Wednesday, 10 February 2016

Will this bubbly fly or fizzle? An investors perspective



Bubbles are interesting, and have an element of mystique…till poof, they go bust. 


No doubt, it’s a question of timing. The world over, all classes of assets—be they stocks or bonds, late-stage financing of tech firms, easy funding for companies with no obvious revenues, or real estate—are pricey. Riskier investments are not just the result of low interest rates but also because central banks the world over have been pumping capital into the global economy. 
With valuations allotted to technology companies getting huge, in came the start-up baby boomers. The tech investment scene could be described as youth-obsessed. Apart from being extremely profitable at a quick turnaround, these companies and their stocks are getting richer and richer. The under-four publicly traded firms are trading at nearly nine times their sales, as per Nasdaq data.
The scenario is thus one where:
·      companies are growing at amazing speeds;
·      they are stretching their horizons beyond imagination; and
·      the winners are appearing way too soon in the market, are way ahead, and are easy to spot.
More firms are being valued at and exiting at over $1 billion, and large sums are pouring in, from Asia too, into private technology companies. Yet, there is increased dilution, higher cost of entry, and changing preferences, all indicating that big business is costlier than ever before. When it comes to venture capital funding, investors are paying more for stakes in private tech firms than they would for publicly traded ones.
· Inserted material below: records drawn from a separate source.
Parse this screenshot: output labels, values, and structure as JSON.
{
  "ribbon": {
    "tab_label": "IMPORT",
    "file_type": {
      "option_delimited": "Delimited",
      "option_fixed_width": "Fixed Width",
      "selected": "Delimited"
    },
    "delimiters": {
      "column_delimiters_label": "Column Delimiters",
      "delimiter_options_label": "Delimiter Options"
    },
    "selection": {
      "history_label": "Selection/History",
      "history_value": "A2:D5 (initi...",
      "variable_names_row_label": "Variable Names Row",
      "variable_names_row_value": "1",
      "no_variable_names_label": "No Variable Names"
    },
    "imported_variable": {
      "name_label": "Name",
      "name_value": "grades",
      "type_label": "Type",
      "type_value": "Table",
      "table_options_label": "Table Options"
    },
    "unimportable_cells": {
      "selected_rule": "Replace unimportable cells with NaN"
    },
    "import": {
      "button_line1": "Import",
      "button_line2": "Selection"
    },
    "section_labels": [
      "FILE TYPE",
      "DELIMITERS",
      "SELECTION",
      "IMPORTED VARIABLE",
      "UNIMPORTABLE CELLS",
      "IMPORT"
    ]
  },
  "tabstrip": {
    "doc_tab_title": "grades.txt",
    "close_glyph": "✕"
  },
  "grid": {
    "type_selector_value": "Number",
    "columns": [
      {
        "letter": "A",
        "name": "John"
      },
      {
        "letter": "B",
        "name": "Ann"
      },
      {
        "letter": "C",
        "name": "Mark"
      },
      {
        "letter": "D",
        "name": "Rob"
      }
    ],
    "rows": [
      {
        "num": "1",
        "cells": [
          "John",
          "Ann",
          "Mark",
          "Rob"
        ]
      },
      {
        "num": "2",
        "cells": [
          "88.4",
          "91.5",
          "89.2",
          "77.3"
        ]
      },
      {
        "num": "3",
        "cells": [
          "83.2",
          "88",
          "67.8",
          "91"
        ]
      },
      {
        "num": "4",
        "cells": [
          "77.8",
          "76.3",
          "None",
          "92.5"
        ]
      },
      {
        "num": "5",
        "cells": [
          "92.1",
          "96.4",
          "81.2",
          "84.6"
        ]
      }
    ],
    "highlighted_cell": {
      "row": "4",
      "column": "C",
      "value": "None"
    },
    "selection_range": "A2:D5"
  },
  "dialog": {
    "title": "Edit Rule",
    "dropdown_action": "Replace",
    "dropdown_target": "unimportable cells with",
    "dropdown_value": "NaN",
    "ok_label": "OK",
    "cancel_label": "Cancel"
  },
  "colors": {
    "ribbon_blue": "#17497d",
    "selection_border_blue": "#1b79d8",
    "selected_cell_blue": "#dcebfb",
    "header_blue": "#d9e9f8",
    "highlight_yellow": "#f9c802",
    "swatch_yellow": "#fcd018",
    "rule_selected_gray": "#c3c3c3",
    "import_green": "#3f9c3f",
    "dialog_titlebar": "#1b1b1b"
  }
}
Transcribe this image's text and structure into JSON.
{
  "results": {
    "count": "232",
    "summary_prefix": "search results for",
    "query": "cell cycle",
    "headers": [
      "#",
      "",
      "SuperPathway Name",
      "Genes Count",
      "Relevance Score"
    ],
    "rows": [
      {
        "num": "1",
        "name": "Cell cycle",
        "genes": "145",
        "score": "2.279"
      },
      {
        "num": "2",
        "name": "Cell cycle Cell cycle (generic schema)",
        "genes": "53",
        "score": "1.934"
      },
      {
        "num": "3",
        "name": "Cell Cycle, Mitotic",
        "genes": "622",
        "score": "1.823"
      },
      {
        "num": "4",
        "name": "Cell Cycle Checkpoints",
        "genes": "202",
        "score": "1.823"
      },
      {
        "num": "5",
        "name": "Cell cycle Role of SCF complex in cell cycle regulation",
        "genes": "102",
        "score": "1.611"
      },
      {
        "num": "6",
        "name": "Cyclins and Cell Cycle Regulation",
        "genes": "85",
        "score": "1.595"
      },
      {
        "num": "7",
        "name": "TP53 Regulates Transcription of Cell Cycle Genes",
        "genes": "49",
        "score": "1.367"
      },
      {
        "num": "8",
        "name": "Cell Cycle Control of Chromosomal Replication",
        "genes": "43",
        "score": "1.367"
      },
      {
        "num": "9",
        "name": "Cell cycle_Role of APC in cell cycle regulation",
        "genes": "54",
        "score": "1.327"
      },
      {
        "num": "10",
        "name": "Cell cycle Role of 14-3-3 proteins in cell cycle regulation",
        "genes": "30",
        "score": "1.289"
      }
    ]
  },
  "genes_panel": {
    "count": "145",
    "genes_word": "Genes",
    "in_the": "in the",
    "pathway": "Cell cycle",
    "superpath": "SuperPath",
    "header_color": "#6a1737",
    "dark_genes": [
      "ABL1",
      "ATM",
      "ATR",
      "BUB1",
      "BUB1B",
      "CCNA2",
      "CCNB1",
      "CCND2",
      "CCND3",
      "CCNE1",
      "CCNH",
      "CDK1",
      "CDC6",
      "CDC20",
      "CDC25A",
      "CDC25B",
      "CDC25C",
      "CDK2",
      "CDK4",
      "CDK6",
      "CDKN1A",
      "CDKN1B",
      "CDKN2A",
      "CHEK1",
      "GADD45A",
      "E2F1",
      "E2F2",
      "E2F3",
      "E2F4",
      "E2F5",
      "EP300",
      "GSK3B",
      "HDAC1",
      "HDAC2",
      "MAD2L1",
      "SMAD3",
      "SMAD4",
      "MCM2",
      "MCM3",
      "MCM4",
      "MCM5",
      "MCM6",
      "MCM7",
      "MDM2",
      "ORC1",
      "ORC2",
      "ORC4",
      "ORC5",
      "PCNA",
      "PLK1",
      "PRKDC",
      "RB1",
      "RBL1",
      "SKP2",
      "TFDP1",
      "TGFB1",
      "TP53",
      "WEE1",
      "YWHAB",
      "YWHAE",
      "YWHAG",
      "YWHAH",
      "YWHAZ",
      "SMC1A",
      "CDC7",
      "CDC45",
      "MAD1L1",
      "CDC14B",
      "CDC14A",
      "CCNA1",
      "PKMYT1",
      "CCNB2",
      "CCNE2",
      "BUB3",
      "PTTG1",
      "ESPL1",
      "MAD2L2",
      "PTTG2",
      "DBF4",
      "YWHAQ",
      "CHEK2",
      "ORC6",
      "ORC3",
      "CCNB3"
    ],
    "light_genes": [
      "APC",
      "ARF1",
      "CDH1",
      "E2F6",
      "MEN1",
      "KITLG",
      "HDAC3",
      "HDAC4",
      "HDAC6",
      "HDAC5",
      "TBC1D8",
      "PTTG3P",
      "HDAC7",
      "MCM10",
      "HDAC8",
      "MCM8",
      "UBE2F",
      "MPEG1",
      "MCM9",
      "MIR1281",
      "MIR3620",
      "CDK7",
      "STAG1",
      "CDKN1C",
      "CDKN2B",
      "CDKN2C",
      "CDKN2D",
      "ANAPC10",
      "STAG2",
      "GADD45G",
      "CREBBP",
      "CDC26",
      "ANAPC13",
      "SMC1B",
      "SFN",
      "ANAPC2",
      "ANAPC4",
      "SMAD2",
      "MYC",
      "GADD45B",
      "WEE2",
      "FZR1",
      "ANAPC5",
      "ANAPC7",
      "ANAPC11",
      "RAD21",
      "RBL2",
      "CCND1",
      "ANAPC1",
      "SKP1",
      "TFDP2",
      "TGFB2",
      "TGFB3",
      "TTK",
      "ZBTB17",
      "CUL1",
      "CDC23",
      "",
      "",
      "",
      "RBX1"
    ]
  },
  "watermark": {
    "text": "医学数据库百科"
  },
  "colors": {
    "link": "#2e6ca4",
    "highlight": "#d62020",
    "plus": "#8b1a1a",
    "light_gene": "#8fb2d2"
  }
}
But what keeps firms going is the ever-increasing investor pool of money.
The returns from major assets in 2015 show that investors should have made good money in the past five years. Global stock markets were up by nearly 50 percent, and the numbers better these in the developed markets. Global bonds and commercial property funds too did well, at 21 and 43 percent, respectively. All these have led to the bubble talk, of the same telltale signs of 2000!
However, the fear of history repeating more often than desired still looms large. The latest shocker is the plunging oil prices, which is having quite an impeding impact on the GCC economy. The GCC countries have responded with resilience, but with the slump not showing any hope of improvement second year in a row, evidences of economic stagnation are surfacing. The risk of another possible economic slowdown is slowly taking firm roots and so have the dangers posed by impulsive investments in the baby boomers and the "next best innovation" multiplied.  
Opinions are divided. However, given the ever-unstable market conditions posing sudden threats to seemingly well-established economies, experts are right in warning against chasing the big bubble mindlessly when it comes to making investments, especially in disruptive innovation. Maybe this baby bubble will take time to pose a problem, if at all, but some prudence will definitely go a long way.